Subset data focusing on SNOW

I have created a subset of the data, focusing on the SNOW (data is displayed in inches) and organize it in descending order. I also only displayed the top 50 of those results as the data-set is incredibly large.

df |>
  arrange(desc(SNOW)) |>
  head(50) |>
  select(DATE, SNOW) |>
  gt() |>
  tab_header(
    title = "Top 100 Snowiest Days in NYC Central Park",
    subtitle = "1869-2022"
  )
Top 100 Snowiest Days in NYC Central Park
1869-2022
DATE SNOW
2016-01-23 27.3
1947-12-26 26.1
2006-02-12 24.1
1872-12-26 18.0
1888-03-12 16.5
2003-02-17 16.3
1948-12-19 15.8
1941-03-08 15.7
1978-02-06 15.5
2021-02-01 14.8
1969-02-09 14.0
1996-01-07 13.6
1914-03-01 13.5
1879-01-16 13.0
1935-01-23 12.8
1994-02-11 12.8
1916-12-15 12.7
1979-02-19 12.7
1921-02-20 12.5
1960-03-03 12.5
1967-02-07 12.5
1983-02-11 12.5
2011-01-26 12.3
2010-12-26 12.2
2000-12-30 12.0
1960-12-12 11.6
1925-01-02 11.5
1964-01-13 11.5
2010-02-26 11.5
1912-12-24 11.4
1961-02-04 11.4
1933-12-26 11.2
1978-01-20 11.1
1876-02-04 11.0
2014-01-21 11.0
1995-02-04 10.8
1926-02-10 10.4
1959-12-22 10.3
1993-03-13 10.2
1874-12-20 10.0
1896-03-02 10.0
1902-02-17 10.0
1905-01-25 10.0
1915-04-03 10.0
1933-02-11 10.0
2010-02-10 10.0
1996-02-16 9.9
1934-02-01 9.8
2018-01-04 9.8
1982-04-06 9.6

Conclusion

In this first assignment I was able to identify a data-set with unique information that I wanted to parse and display.

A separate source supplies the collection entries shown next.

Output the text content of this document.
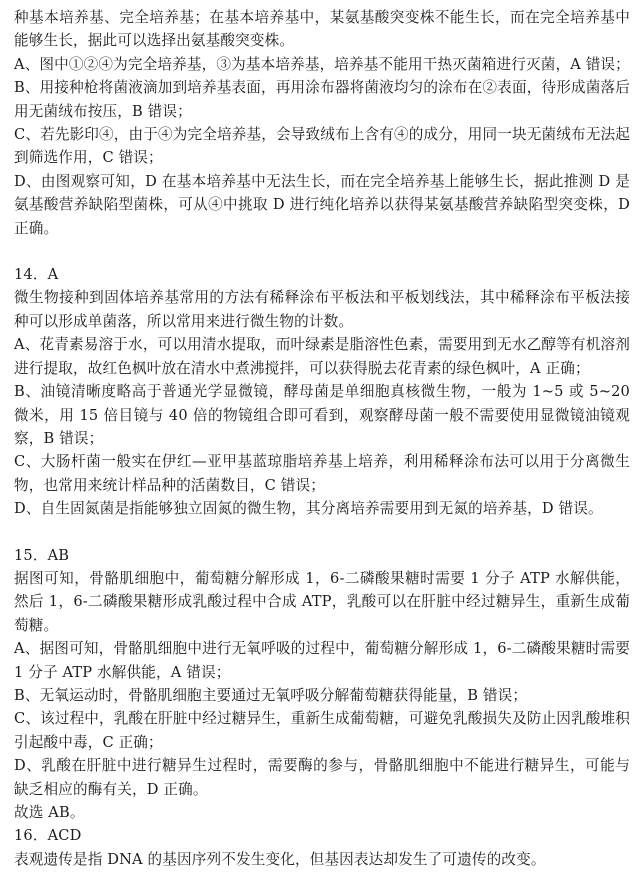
种基本培养基、完全培养基；在基本培养基中，某氨基酸突变株不能生长，而在完全培养基中能够生长，据此可以选择出氨基酸突变株。

A、图中①②④为完全培养基，③为基本培养基，培养基不能用干热灭菌箱进行灭菌，A 错误；

B、用接种枪将菌液滴加到培养基表面，再用涂布器将菌液均匀的涂布在②表面，待形成菌落后用无菌绒布按压，B 错误；

C、若先影印④，由于④为完全培养基，会导致绒布上含有④的成分，用同一块无菌绒布无法起到筛选作用，C 错误；

D、由图观察可知，D 在基本培养基中无法生长，而在完全培养基上能够生长，据此推测 D 是氨基酸营养缺陷型菌株，可从④中挑取 D 进行纯化培养以获得某氨基酸营养缺陷型突变株，D 正确。

14．A

微生物接种到固体培养基常用的方法有稀释涂布平板法和平板划线法，其中稀释涂布平板法接种可以形成单菌落，所以常用来进行微生物的计数。

A、花青素易溶于水，可以用清水提取，而叶绿素是脂溶性色素，需要用到无水乙醇等有机溶剂进行提取，故红色枫叶放在清水中煮沸搅拌，可以获得脱去花青素的绿色枫叶，A 正确；

B、油镜清晰度略高于普通光学显微镜，酵母菌是单细胞真核微生物，一般为 1~5 或 5~20 微米，用 15 倍目镜与 40 倍的物镜组合即可看到，观察酵母菌一般不需要使用显微镜油镜观察，B 错误；

C、大肠杆菌一般实在伊红—亚甲基蓝琼脂培养基上培养，利用稀释涂布法可以用于分离微生物，也常用来统计样品种的活菌数目，C 错误；

D、自生固氮菌是指能够独立固氮的微生物，其分离培养需要用到无氮的培养基，D 错误。

15．AB

据图可知，骨骼肌细胞中，葡萄糖分解形成 1，6-二磷酸果糖时需要 1 分子 ATP 水解供能，然后 1，6-二磷酸果糖形成乳酸过程中合成 ATP，乳酸可以在肝脏中经过糖异生，重新生成葡萄糖。

A、据图可知，骨骼肌细胞中进行无氧呼吸的过程中，葡萄糖分解形成 1，6-二磷酸果糖时需要 1 分子 ATP 水解供能，A 错误；

B、无氧运动时，骨骼肌细胞主要通过无氧呼吸分解葡萄糖获得能量，B 错误；

C、该过程中，乳酸在肝脏中经过糖异生，重新生成葡萄糖，可避免乳酸损失及防止因乳酸堆积引起酸中毒，C 正确；

D、乳酸在肝脏中进行糖异生过程时，需要酶的参与，骨骼肌细胞中不能进行糖异生，可能与缺乏相应的酶有关，D 正确。

故选 AB。

16．ACD

表观遗传是指 DNA 的基因序列不发生变化，但基因表达却发生了可遗传的改变。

I was able to upload and access that data-set and then display specific information as wanted. In particular I was able to see the highest record of snowfall in inches over the past 150 years in NYC. The results show that January of 2016 had the largest amount of snowfall with a shocking 27 inches and right below that is 26 inches in December of 1947! There are a-lot more ways I can explore this data such as comparing amount of snow per year and creating sub-set of data for that.